Pour me changer de mon CE2/CM1 du moment, je partage avec vous un article qui traîne plus ou moins depuis l’hiver dernier dans mes brouillons : la construction d’un livre à compter pour renforcer le lien nombre, écriture chiffrée et autres représentations normées (constellations des dés, doigts, etc.). Ce livre permet aussi à l’élève de se mettre dans une posture d’auteur, de travailler la couverture et la logique du récit autour d’une histoire simple-iste. Enfin, de par le travail d’illustration qui y est demandé, il constitue un bon support pour donner du sens au graphisme. C’est un travail à mener en MS et GS, voir en PS en adaptant le nombre de pages.

Le livre se présente de manière assez classique pour les livres à compter :

  • La page de gauche avec un bout d’histoire et les différentes représentations du nombre considéré. 
  • La page de droite avec une illustration. Ici basée sur un nuage (graphisme des ponts) et des flocons (horizontales, verticales et obliques).

Le fichier (lien ci-dessous) permet l’impression des squelettes des pages nombre en format A5 (les cadres dans lesquels l’élève colle les constellations et écrit le nombre, « l’histoire » et les ronds à colorier). Pour travailler la discrimination, j’imprime les constellations (fournies dans le fichier) pour quelques nombres, je les découpe et les mélange dans des barquettes qui sont mises à disposition des élèves (une barquette avec les constellation du dé, une avec les constellations doigts, une avec la consigne d’écriture). Quand un élève « construit » la page du 1, il doit s’assurer de prendre les bonnes étiquettes.

La complexité, en terme de gestion pour l’enseignant, en plus d’avoir à stocker un nombre relativement important de feuilles, est que l’illustration vient au dos de la page nombre suivante (le dessin avec un flocon est au dos de la page nombre 2). Je conseille de construire quelques pages nombres, de les assembler (pince à clips, trombones ou autre) pour montrer à l’élève que le livre se construit peu à peu et de faire les illustrations correspondantes (attention aux loupés en cas de travail direct sur la feuille).

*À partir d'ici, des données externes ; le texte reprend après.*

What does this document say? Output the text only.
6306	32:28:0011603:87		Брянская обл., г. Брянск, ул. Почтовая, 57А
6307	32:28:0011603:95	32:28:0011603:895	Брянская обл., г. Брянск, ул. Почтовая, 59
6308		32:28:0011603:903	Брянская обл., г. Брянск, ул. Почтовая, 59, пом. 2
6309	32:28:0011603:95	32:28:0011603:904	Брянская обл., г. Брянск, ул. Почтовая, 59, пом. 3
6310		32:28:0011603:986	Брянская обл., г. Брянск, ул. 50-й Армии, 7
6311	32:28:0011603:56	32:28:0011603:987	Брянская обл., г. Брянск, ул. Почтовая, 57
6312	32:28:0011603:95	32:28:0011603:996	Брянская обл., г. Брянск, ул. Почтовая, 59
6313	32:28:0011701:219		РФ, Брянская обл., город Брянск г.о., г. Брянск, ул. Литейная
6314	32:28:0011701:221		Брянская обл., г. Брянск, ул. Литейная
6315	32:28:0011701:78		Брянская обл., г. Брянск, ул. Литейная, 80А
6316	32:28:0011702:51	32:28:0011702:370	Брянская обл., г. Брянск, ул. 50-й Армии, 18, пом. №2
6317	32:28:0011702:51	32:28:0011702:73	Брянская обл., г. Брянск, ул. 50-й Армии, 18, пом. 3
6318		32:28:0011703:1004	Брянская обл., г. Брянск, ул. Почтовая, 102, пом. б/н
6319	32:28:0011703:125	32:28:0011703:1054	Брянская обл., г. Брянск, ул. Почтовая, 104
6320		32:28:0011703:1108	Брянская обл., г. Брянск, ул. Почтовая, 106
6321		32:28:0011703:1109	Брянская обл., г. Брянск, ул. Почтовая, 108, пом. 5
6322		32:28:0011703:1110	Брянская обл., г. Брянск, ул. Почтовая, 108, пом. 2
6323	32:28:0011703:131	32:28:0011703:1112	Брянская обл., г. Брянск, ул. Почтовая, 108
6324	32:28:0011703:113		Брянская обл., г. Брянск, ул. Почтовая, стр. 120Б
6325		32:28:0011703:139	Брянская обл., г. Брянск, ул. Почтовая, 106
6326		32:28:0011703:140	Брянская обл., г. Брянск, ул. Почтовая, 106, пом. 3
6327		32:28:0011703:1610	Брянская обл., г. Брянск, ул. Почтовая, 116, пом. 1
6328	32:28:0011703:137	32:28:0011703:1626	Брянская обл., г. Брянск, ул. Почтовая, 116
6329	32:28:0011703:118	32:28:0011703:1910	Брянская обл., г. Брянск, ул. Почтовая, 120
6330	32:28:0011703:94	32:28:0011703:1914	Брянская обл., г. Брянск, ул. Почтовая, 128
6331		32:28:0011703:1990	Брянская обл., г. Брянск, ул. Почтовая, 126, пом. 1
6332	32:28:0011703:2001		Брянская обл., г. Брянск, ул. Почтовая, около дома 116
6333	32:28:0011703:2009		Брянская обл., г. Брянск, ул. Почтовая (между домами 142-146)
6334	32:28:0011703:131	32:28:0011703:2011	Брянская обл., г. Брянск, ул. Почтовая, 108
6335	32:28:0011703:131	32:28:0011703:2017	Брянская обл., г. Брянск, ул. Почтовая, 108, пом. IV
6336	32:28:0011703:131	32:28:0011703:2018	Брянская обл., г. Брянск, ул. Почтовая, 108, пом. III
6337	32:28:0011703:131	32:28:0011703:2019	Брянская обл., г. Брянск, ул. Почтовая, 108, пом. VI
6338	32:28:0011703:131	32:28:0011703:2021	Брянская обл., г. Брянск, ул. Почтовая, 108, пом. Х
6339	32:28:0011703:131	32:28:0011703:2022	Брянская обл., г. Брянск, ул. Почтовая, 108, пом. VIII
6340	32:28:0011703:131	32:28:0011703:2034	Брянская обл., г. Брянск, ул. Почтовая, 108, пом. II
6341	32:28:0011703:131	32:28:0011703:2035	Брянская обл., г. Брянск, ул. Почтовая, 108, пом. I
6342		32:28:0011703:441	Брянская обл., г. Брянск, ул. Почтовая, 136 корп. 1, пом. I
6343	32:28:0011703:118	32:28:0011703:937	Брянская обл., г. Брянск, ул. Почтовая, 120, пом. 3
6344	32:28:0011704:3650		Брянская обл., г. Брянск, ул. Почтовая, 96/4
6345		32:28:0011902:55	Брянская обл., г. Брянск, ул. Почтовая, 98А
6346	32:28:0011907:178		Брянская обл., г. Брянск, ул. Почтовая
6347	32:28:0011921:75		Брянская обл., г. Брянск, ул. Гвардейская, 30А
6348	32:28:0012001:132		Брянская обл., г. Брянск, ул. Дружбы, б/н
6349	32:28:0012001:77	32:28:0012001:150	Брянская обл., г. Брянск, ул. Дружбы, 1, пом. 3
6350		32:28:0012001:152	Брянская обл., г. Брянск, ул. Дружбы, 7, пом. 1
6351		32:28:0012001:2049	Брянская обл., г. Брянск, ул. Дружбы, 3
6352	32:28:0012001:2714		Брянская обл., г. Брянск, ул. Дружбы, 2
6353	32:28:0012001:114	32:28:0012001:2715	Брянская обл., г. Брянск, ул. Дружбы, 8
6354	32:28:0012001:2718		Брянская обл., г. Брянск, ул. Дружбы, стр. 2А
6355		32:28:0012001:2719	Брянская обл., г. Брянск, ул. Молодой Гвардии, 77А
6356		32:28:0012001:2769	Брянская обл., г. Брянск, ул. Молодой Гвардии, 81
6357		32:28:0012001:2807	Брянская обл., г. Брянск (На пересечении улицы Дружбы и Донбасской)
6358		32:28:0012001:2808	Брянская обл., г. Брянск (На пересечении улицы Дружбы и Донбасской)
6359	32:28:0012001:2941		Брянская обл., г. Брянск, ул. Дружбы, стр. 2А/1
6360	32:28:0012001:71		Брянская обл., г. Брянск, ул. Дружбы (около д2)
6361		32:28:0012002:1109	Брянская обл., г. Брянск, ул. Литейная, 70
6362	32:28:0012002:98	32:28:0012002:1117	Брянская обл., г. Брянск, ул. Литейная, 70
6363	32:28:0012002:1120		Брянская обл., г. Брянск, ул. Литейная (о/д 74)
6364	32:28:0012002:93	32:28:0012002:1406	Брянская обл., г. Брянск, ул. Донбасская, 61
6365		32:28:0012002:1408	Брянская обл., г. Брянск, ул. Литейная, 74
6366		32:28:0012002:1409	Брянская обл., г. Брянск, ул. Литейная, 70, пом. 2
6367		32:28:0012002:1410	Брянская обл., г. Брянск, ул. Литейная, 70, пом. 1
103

A noter qu’habituellement, j’aime utiliser les livres à compter comme prétexte à un travail d’écriture. Ce n’est pas le cas ici, j’essaie de mettre en ligne assez rapidement les autres projets de livres à compter (un album à la manière de la chenille qui fait des trous d’Eric Carle, un autre autour du thème du cirque).

J’espère être clair, mais à 3 semaines des vacances de Noël je ne suis plus certain d’avoir les idées bien en place :-). Des instructions supplémentaires sont disponibles dans le fichier. N’hésitez pas à poser vos questions en commentaire, j’essaierais d’y répondre au plus vite.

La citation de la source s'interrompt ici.